Der freiheitliche LAbg. Ing. Mag. Reinhard Teufel will auch ohne 3-G-Nachweis seinen Wohnbezirk Scheibbs verlassen dürfen und hat daher eine Individualbeschwerde beim VfGH gegen die seit 23. Oktober geltende Verordnung der Bezirkshauptmannschaft eingebracht, durch die er seine verfassungsrechtlich garantierten Freiheitsrechte verletzt sieht.

Erstellt am 29. Oktober 2021 | 09:36
LAbg. Ing. Mag. Reinhard Teufel Symbolbild
Reinhard Teufel
Foto: FPÖ

„Ich kann beim besten Willen nicht nachvollziehen, warum ausgerechnet der Bezirk Scheibbs eine ‚Coronahölle‘ sein soll“, sagte Teufel, der die Verordnung als „unsachlich“ bezeichnete, da justament die „Einreise“ von angrenzenden Bezirken in den Bezirk Scheibbs keinen Beschränkungen unterliege, also das Virus ständig wieder von außen neu eingeschleppt werden könne. Hier mangele es an einer klaren Ziel-Mittel-Relation bzw. an der Eignung der Verordnung, zu einer effektiven Bekämpfung der Pandemie beizutragen, argumentiert Teufel.

So sei der Bezirk Scheibbs zum Zeitpunkt der Verordnungserlassung nicht auffällig gewesen. Es sei daher unter Berücksichtigung der Gesamtlage im ganzen Bundesgebiet nicht nachvollziehbar, dass ausgerechnet Scheibbs in Relation zu Restösterreich eine außerordentlich negative Entwicklung gezeigt hätte, die Ausreiseverbote auf Basis einer Grundrechts- und Verhältnismäßigkeitsprüfung rechtfertigen könnten, betonte Teufel.

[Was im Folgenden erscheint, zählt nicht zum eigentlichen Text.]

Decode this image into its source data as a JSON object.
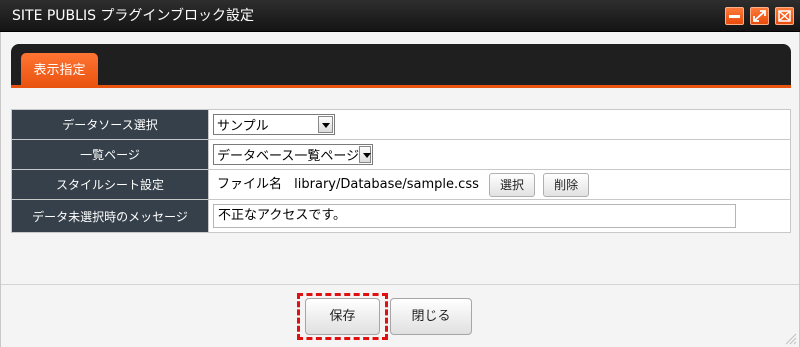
{
  "window": {
    "title": "SITE PUBLIS プラグインブロック設定",
    "accent": "#e9520e"
  },
  "tabs": [
    {
      "label": "表示指定",
      "active": true
    }
  ],
  "form": {
    "data_source": {
      "label": "データソース選択",
      "selected": "サンプル"
    },
    "list_page": {
      "label": "一覧ページ",
      "selected": "データベース一覧ページ"
    },
    "stylesheet": {
      "label": "スタイルシート設定",
      "file_label": "ファイル名",
      "file_path": "library/Database/sample.css",
      "select_button": "選択",
      "delete_button": "削除"
    },
    "no_data_message": {
      "label": "データ未選択時のメッセージ",
      "value": "不正なアクセスです。"
    }
  },
  "footer": {
    "save_button": "保存",
    "close_button": "閉じる"
  }
}
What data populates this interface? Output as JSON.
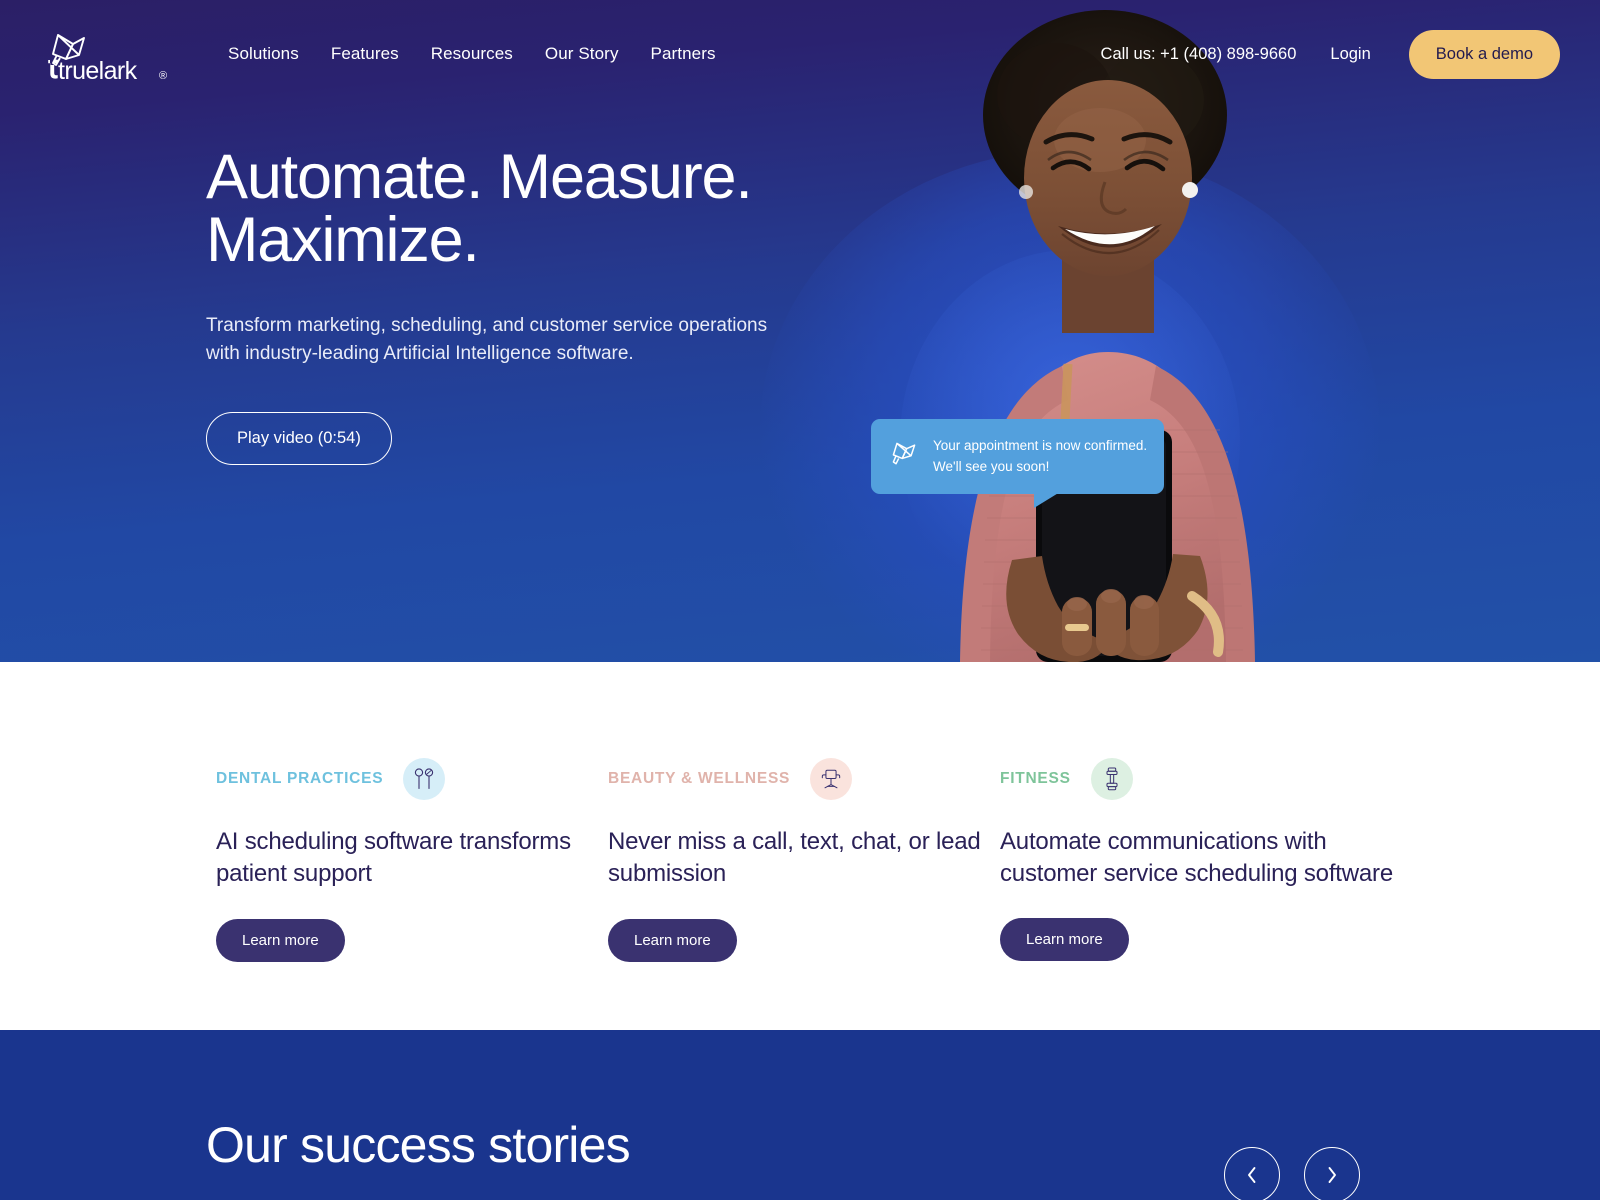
{
  "brand": {
    "name": "truelark",
    "registered_mark": "®",
    "logo_icon": "lark-bird-logo-icon",
    "accent_gold": "#f2c675",
    "deep_navy": "#2a2157",
    "hero_gradient_top": "#2b1f66",
    "hero_gradient_bottom": "#2251a8",
    "stories_bg": "#1a358e"
  },
  "header": {
    "nav": [
      {
        "label": "Solutions"
      },
      {
        "label": "Features"
      },
      {
        "label": "Resources"
      },
      {
        "label": "Our Story"
      },
      {
        "label": "Partners"
      }
    ],
    "call_us": "Call us: +1 (408) 898-9660",
    "login": "Login",
    "demo_button": "Book a demo"
  },
  "hero": {
    "headline_line1": "Automate. Measure.",
    "headline_line2": "Maximize.",
    "subhead": "Transform marketing, scheduling, and customer service operations with industry-leading Artificial Intelligence software.",
    "play_button": "Play video (0:54)",
    "chat_bubble": {
      "icon": "lark-bird-logo-icon",
      "line1": "Your appointment is now confirmed.",
      "line2": "We'll see you soon!",
      "bg_color": "#53a0dd"
    }
  },
  "cards": [
    {
      "eyebrow": "DENTAL PRACTICES",
      "eyebrow_color": "#6ec1de",
      "icon": "dental-tools-icon",
      "icon_bg": "#d6eef8",
      "title": "AI scheduling software transforms patient support",
      "button": "Learn more"
    },
    {
      "eyebrow": "BEAUTY & WELLNESS",
      "eyebrow_color": "#e0b3ab",
      "icon": "salon-chair-icon",
      "icon_bg": "#fae3dd",
      "title": "Never miss a call, text, chat, or lead submission",
      "button": "Learn more"
    },
    {
      "eyebrow": "FITNESS",
      "eyebrow_color": "#7ec49a",
      "icon": "dumbbell-icon",
      "icon_bg": "#ddf0e2",
      "title": "Automate communications with customer service scheduling software",
      "button": "Learn more"
    }
  ],
  "stories": {
    "title": "Our success stories",
    "prev_label": "Previous story",
    "next_label": "Next story"
  }
}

Er, Teufel, habe deswegen eine Individualbeschwerde beim VfGH gegen die Verordnung der Bezirkshauptmannschaft Scheibbs über zusätzliche Maßnahmen zur Bekämpfung der Verbreitung von COVID-19 eingebracht und rechne fest damit, dass diese als gesetzeswidrig bzw. als verfassungswidrig aufgehoben werde.

„Auch wenn die Richterbank am Verfassungsgerichtshof mit regierungsfreundlichen Verfassungsrechtlern besetzt ist, sollten dennoch die Grund- und Freiheitsrechte höher bewertet werden als die durch nichts gerechtfertigten Corona-Ängste einer Bezirkshauptmannschaft“, betonte Teufel.